Em dezembro de 2.000 foi editada a Lei 10.097 que em função
do programa o regulamentou, passando a exigir que todas as empresas brasileiras
tenham em seus quadros de trabalho um menor aprendiz para cada grupo de
5 a 15 funcionários, dependendo de seu porte e o horário
entre estudo e trabalham não possa passar de 6 horas diárias.
Convém salientar que à noite os menores estudam junto
ao ensino fundamental.
Com isso temos hoje no programa em torno de 300 menores e certamente
haverá no futuro um número menor de jundiaienses que viverão
ao sabor da marginalidade e ao serviço do tráfico de drogas.
No mês de julho do corrente ano a cidade de Mogi Guaçu,
no interior do Estado de São Paulo também lançou o
programa Sorriso Contente - Adote um Adolescente, nas mesmas bases e com
as mesmas parcerias.
Essa é uma ação pura de política do Terceiro
Setor. Sem assistencialismo nem paternalismo, apenas ação
prática em prol da sociedade organizada politicamente.

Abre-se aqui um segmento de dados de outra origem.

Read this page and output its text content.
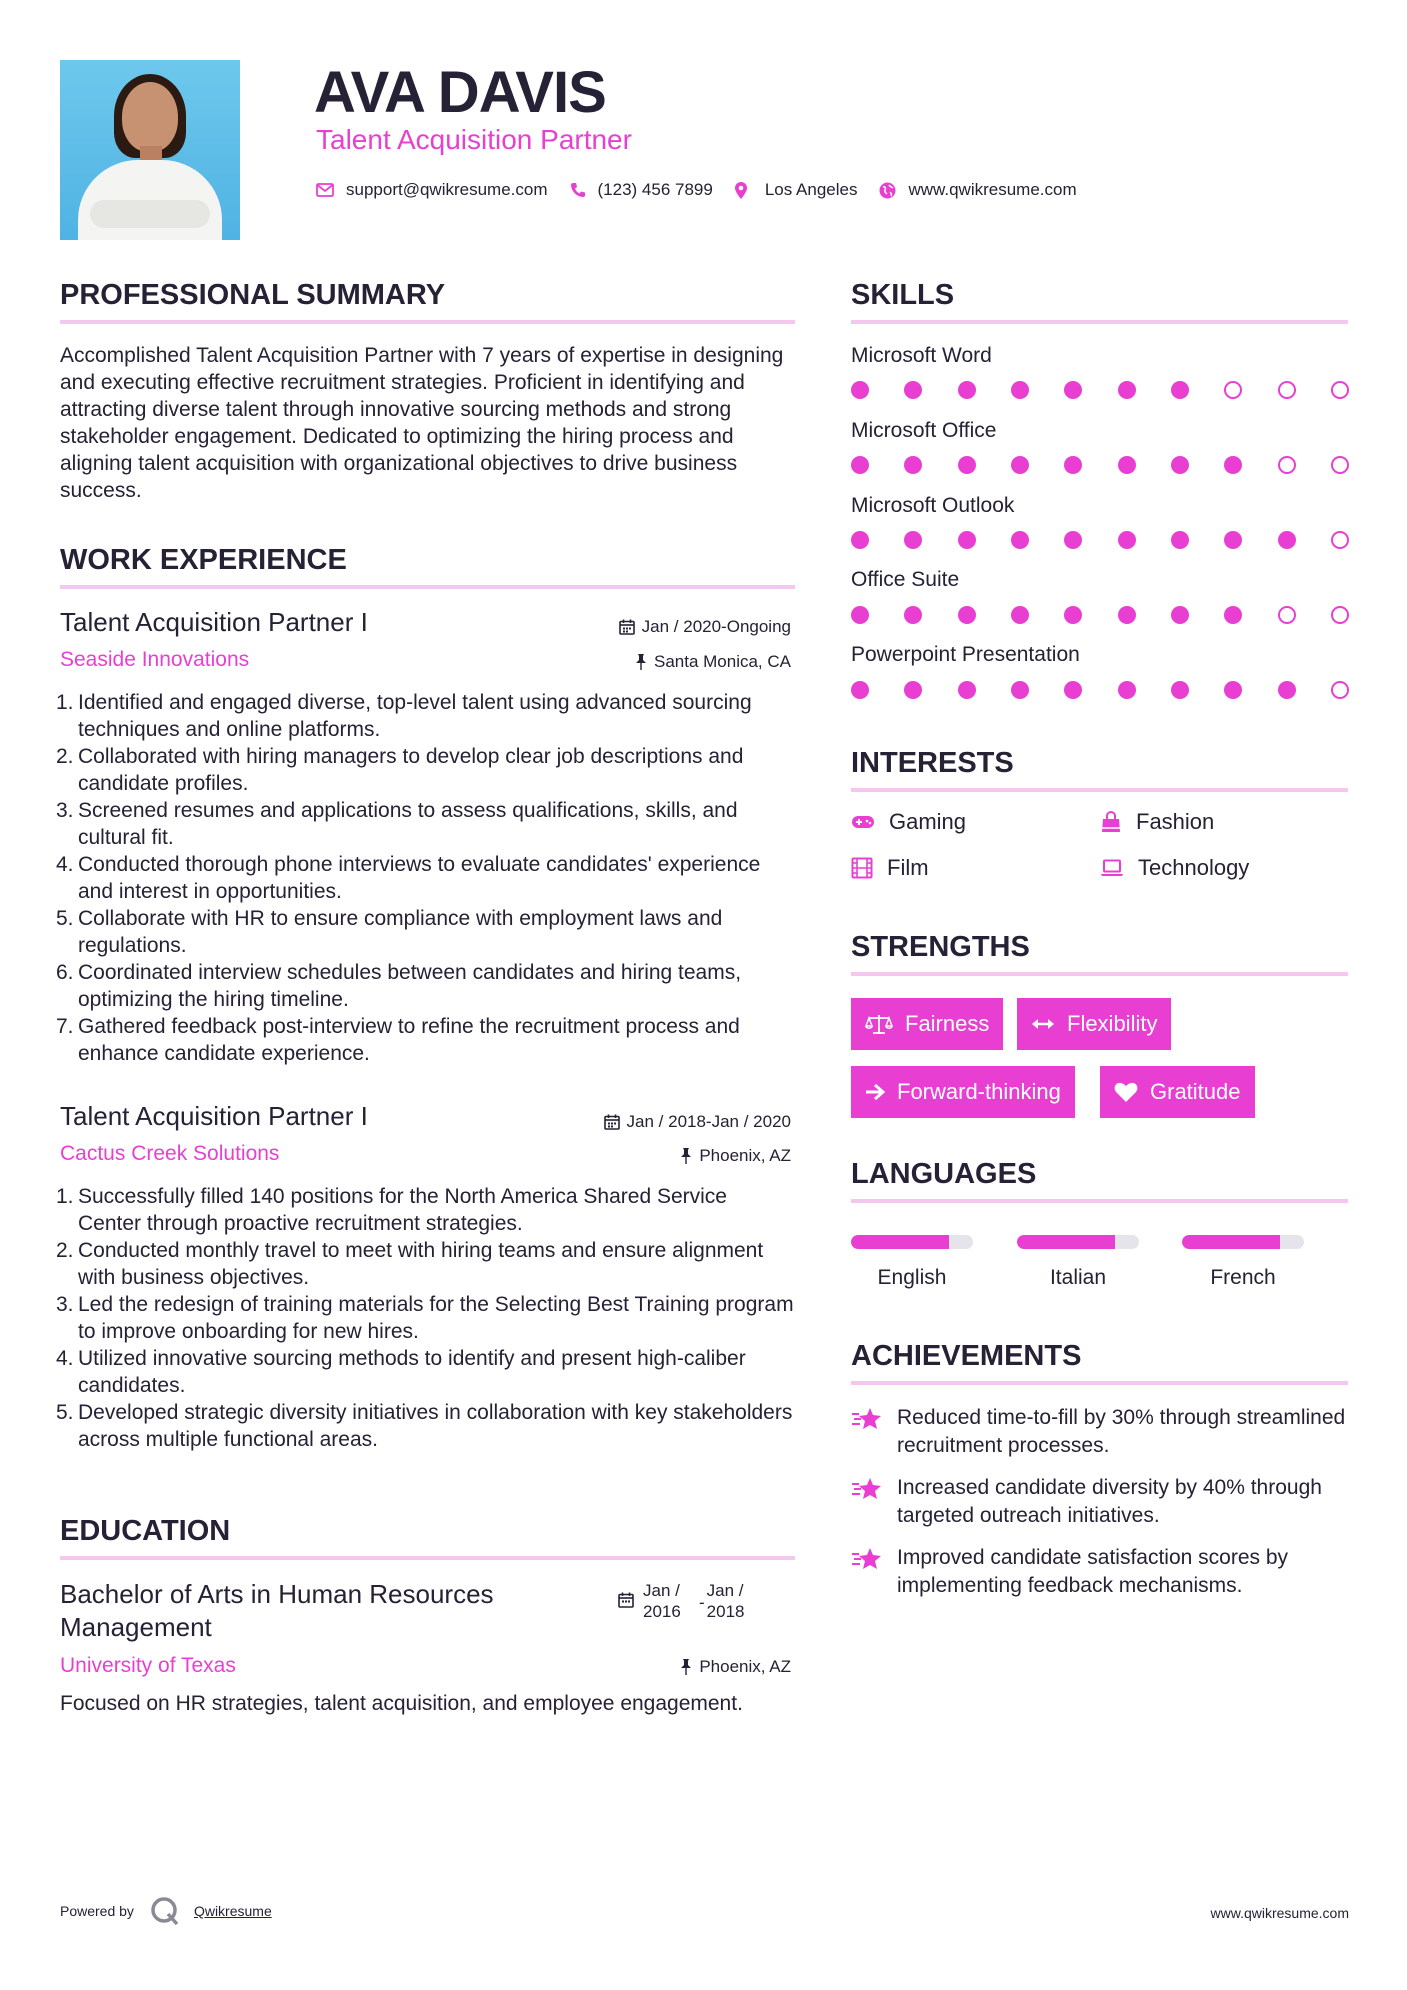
AVA DAVIS
Talent Acquisition Partner
support@qwikresume.com	(123) 456 7899	Los Angeles	www.qwikresume.com
PROFESSIONAL SUMMARY
Accomplished Talent Acquisition Partner with 7 years of expertise in designing and executing effective recruitment strategies. Proficient in identifying and attracting diverse talent through innovative sourcing methods and strong stakeholder engagement. Dedicated to optimizing the hiring process and aligning talent acquisition with organizational objectives to drive business success.
WORK EXPERIENCE
Talent Acquisition Partner I	Jan / 2020-Ongoing
Seaside Innovations	Santa Monica, CA
1. Identified and engaged diverse, top-level talent using advanced sourcing techniques and online platforms.
2. Collaborated with hiring managers to develop clear job descriptions and candidate profiles.
3. Screened resumes and applications to assess qualifications, skills, and cultural fit.
4. Conducted thorough phone interviews to evaluate candidates' experience and interest in opportunities.
5. Collaborate with HR to ensure compliance with employment laws and regulations.
6. Coordinated interview schedules between candidates and hiring teams, optimizing the hiring timeline.
7. Gathered feedback post-interview to refine the recruitment process and enhance candidate experience.
Talent Acquisition Partner I	Jan / 2018-Jan / 2020
Cactus Creek Solutions	Phoenix, AZ
1. Successfully filled 140 positions for the North America Shared Service Center through proactive recruitment strategies.
2. Conducted monthly travel to meet with hiring teams and ensure alignment with business objectives.
3. Led the redesign of training materials for the Selecting Best Training program to improve onboarding for new hires.
4. Utilized innovative sourcing methods to identify and present high-caliber candidates.
5. Developed strategic diversity initiatives in collaboration with key stakeholders across multiple functional areas.
EDUCATION
Bachelor of Arts in Human Resources Management
Jan / 2016	-
Jan / 2018
University of Texas	Phoenix, AZ
Focused on HR strategies, talent acquisition, and employee engagement.
SKILLS
Microsoft Word
Microsoft Office
Microsoft Outlook
Office Suite
Powerpoint Presentation
INTERESTS
Gaming	Fashion
Film	Technology
STRENGTHS
Fairness	Flexibility
Forward-thinking	Gratitude
LANGUAGES
English	Italian	French
ACHIEVEMENTS
Reduced time-to-fill by 30% through streamlined recruitment processes.
Increased candidate diversity by 40% through targeted outreach initiatives.
Improved candidate satisfaction scores by implementing feedback mechanisms.
Powered by	Qwikresume	www.qwikresume.com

Isso modifica a sociedade, já que as ações de todos
estão voltadas para toda a comunidade, sem "estrelismo" nem sob
o jugo de qualquer partido político, ou dessa ou aquela administração
pública. São pessoas cuidando de pessoas.

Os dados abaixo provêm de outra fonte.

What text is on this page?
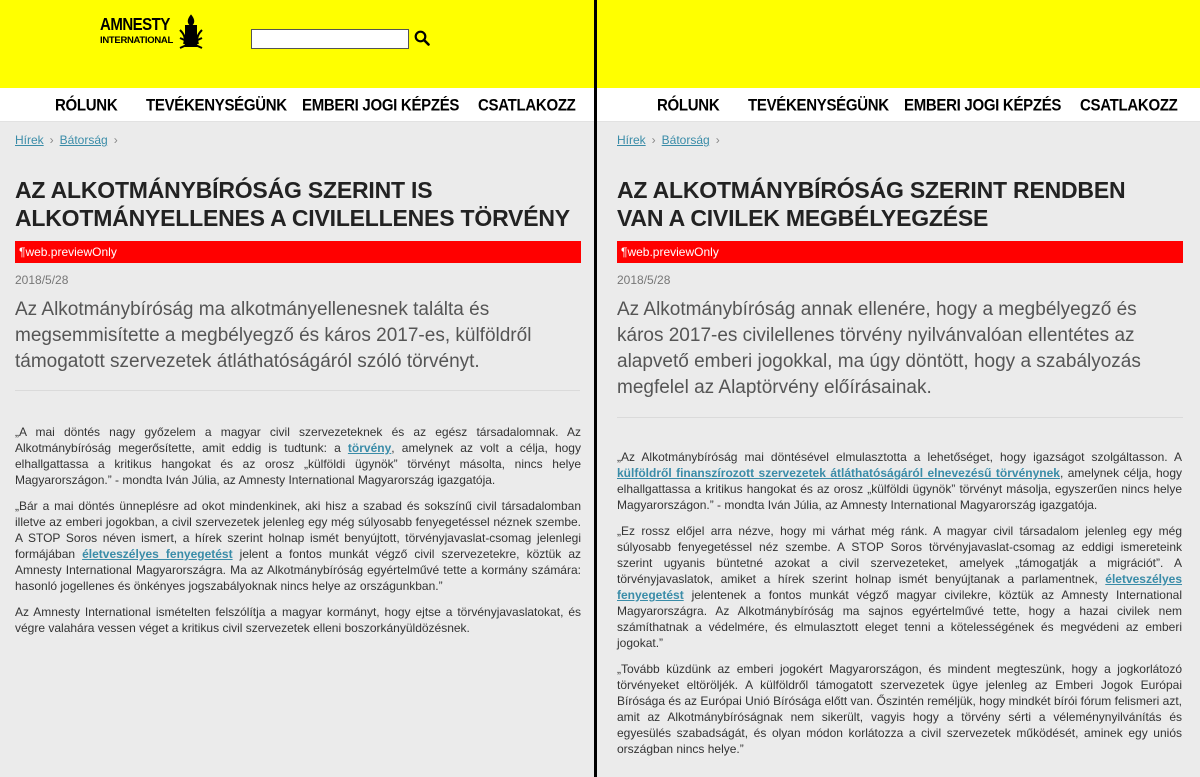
AMNESTY
INTERNATIONAL
RÓLUNK TEVÉKENYSÉGÜNK EMBERI JOGI KÉPZÉS CSATLAKOZZ
Hírek › Bátorság ›
AZ ALKOTMÁNYBÍRÓSÁG SZERINT IS ALKOTMÁNYELLENES A CIVILELLENES TÖRVÉNY
¶web.previewOnly
2018/5/28
Az Alkotmánybíróság ma alkotmányellenesnek találta és megsemmisítette a megbélyegző és káros 2017-es, külföldről támogatott szervezetek átláthatóságáról szóló törvényt.

„A mai döntés nagy győzelem a magyar civil szervezeteknek és az egész társadalomnak. Az Alkotmánybíróság megerősítette, amit eddig is tudtunk: a törvény, amelynek az volt a célja, hogy elhallgattassa a kritikus hangokat és az orosz „külföldi ügynök” törvényt másolta, nincs helye Magyarországon.” - mondta Iván Júlia, az Amnesty International Magyarország igazgatója.

„Bár a mai döntés ünneplésre ad okot mindenkinek, aki hisz a szabad és sokszínű civil társadalomban illetve az emberi jogokban, a civil szervezetek jelenleg egy még súlyosabb fenyegetéssel néznek szembe. A STOP Soros néven ismert, a hírek szerint holnap ismét benyújtott, törvényjavaslat-csomag jelenlegi formájában életveszélyes fenyegetést jelent a fontos munkát végző civil szervezetekre, köztük az Amnesty International Magyarországra. Ma az Alkotmánybíróság egyértelművé tette a kormány számára: hasonló jogellenes és önkényes jogszabályoknak nincs helye az országunkban.”

Az Amnesty International ismételten felszólítja a magyar kormányt, hogy ejtse a törvényjavaslatokat, és végre valahára vessen véget a kritikus civil szervezetek elleni boszorkányüldözésnek.

RÓLUNK TEVÉKENYSÉGÜNK EMBERI JOGI KÉPZÉS CSATLAKOZZ
Hírek › Bátorság ›
AZ ALKOTMÁNYBÍRÓSÁG SZERINT RENDBEN VAN A CIVILEK MEGBÉLYEGZÉSE
¶web.previewOnly
2018/5/28
Az Alkotmánybíróság annak ellenére, hogy a megbélyegző és káros 2017-es civilellenes törvény nyilvánvalóan ellentétes az alapvető emberi jogokkal, ma úgy döntött, hogy a szabályozás megfelel az Alaptörvény előírásainak.

„Az Alkotmánybíróság mai döntésével elmulasztotta a lehetőséget, hogy igazságot szolgáltasson. A külföldről finanszírozott szervezetek átláthatóságáról elnevezésű törvénynek, amelynek célja, hogy elhallgattassa a kritikus hangokat és az orosz „külföldi ügynök” törvényt másolja, egyszerűen nincs helye Magyarországon.” - mondta Iván Júlia, az Amnesty International Magyarország igazgatója.

„Ez rossz előjel arra nézve, hogy mi várhat még ránk. A magyar civil társadalom jelenleg egy még súlyosabb fenyegetéssel néz szembe. A STOP Soros törvényjavaslat-csomag az eddigi ismereteink szerint ugyanis büntetné azokat a civil szervezeteket, amelyek „támogatják a migrációt”. A törvényjavaslatok, amiket a hírek szerint holnap ismét benyújtanak a parlamentnek, életveszélyes fenyegetést jelentenek a fontos munkát végző magyar civilekre, köztük az Amnesty International Magyarországra. Az Alkotmánybíróság ma sajnos egyértelművé tette, hogy a hazai civilek nem számíthatnak a védelmére, és elmulasztott eleget tenni a kötelességének és megvédeni az emberi jogokat.”

„Tovább küzdünk az emberi jogokért Magyarországon, és mindent megteszünk, hogy a jogkorlátozó törvényeket eltöröljék. A külföldről támogatott szervezetek ügye jelenleg az Emberi Jogok Európai Bírósága és az Európai Unió Bírósága előtt van. Őszintén reméljük, hogy mindkét bírói fórum felismeri azt, amit az Alkotmánybíróságnak nem sikerült, vagyis hogy a törvény sérti a véleménynyilvánítás és egyesülés szabadságát, és olyan módon korlátozza a civil szervezetek működését, aminek egy uniós országban nincs helye.”
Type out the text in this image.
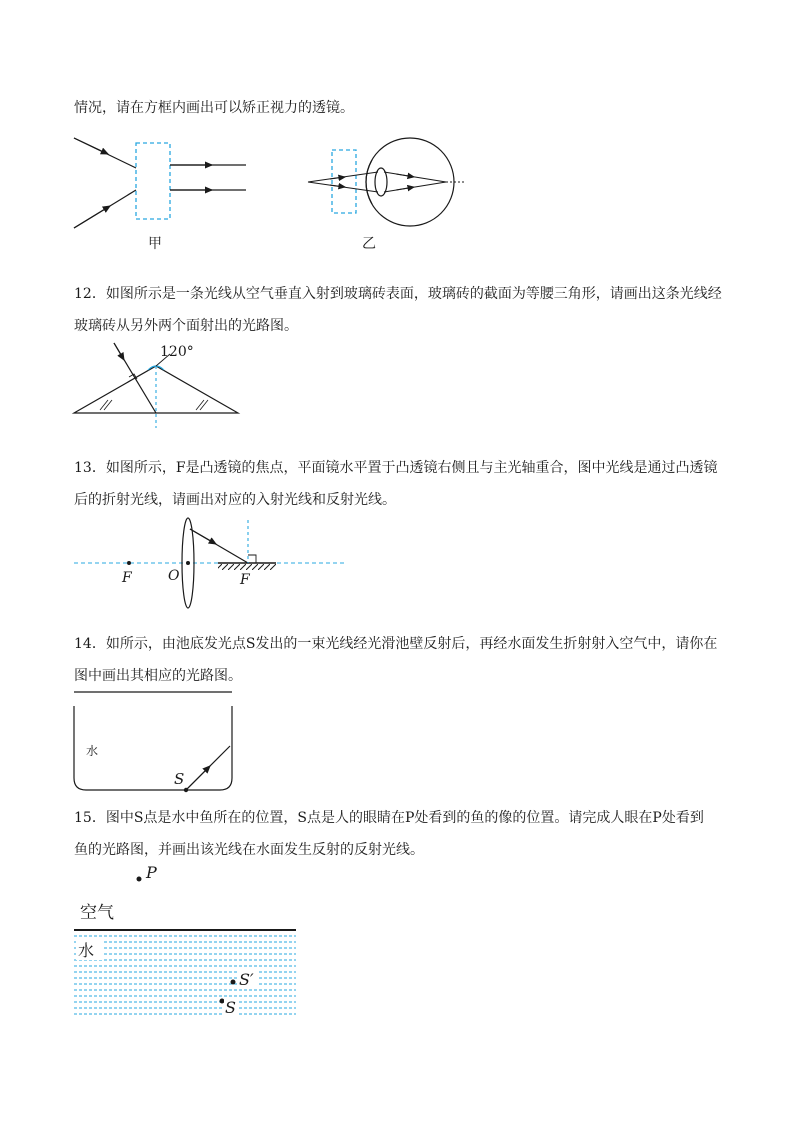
情况，请在方框内画出可以矫正视力的透镜。
甲	乙
12．如图所示是一条光线从空气垂直入射到玻璃砖表面，玻璃砖的截面为等腰三角形，请画出这条光线经
玻璃砖从另外两个面射出的光路图。
120°
13．如图所示，F是凸透镜的焦点，平面镜水平置于凸透镜右侧且与主光轴重合，图中光线是通过凸透镜
后的折射光线，请画出对应的入射光线和反射光线。
F	O	F
14．如所示，由池底发光点S发出的一束光线经光滑池壁反射后，再经水面发生折射射入空气中，请你在
图中画出其相应的光路图。
水
S
15．图中S点是水中鱼所在的位置，S点是人的眼睛在P处看到的鱼的像的位置。请完成人眼在P处看到
鱼的光路图，并画出该光线在水面发生反射的反射光线。
P
空气
水
S′
S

Esse pequeno exemplo demonstra, à saciedade, que é possível
mudar o país e fazer com que paralelamente enquanto se busca alcançar
o poder através da política tradicional partidária,
desenvolver projetos e programas de interação e interferência
nas coisas do Estado de maneira a que a distribuição do bem
comum seja mais justa e igualitária.
Com inteligência e perseverança é possível
a criação de uma ONG dividida entre grupos de trabalho, por
todo o país, com o intuito de desenvolver um programa de interação
entre pessoas de bem e interferência junto ao Estado para que possa
haver uma fiscalização em suas atividades administrativas
e políticas no sentido de otimização dos recursos
públicos e que estejam verdadeiramente a serviço da população
brasileira.
Há hoje em dia um mecanismo e veículo de informação
que se chama Internet que pode unir as pessoas mesmo residindo nos mais
distantes pontos do país para que tais trabalhos possam ser desenvolvidos
simultaneamente com resultados práticos de modo a atingir os objetivos
anteriormente estipulados.
Desta maneira o grande desafio está colocado há tempos,
mas superá-lo e tornar este país verdadeiramente justo e
unicamente dos brasileiros é tarefa que vai além do simples
inconformismo ou da mera indignação cívica, necessita
de novas idéias e a utilização dos meios mais modernos
existentes, já que ou aprendemos a pensar ou vamos continuar fazendo
parte grande massa da população brasileira: onde é
mesmo que coloco meu "xis"?
Pensar e agir dentro dos limites constitucionais, armas que devemos
utilizar na defesa de nossa pátria, de nosso povo e de nossas riquezas
naturais, como brasileiros defensores de uma verdadeira democracia participativa.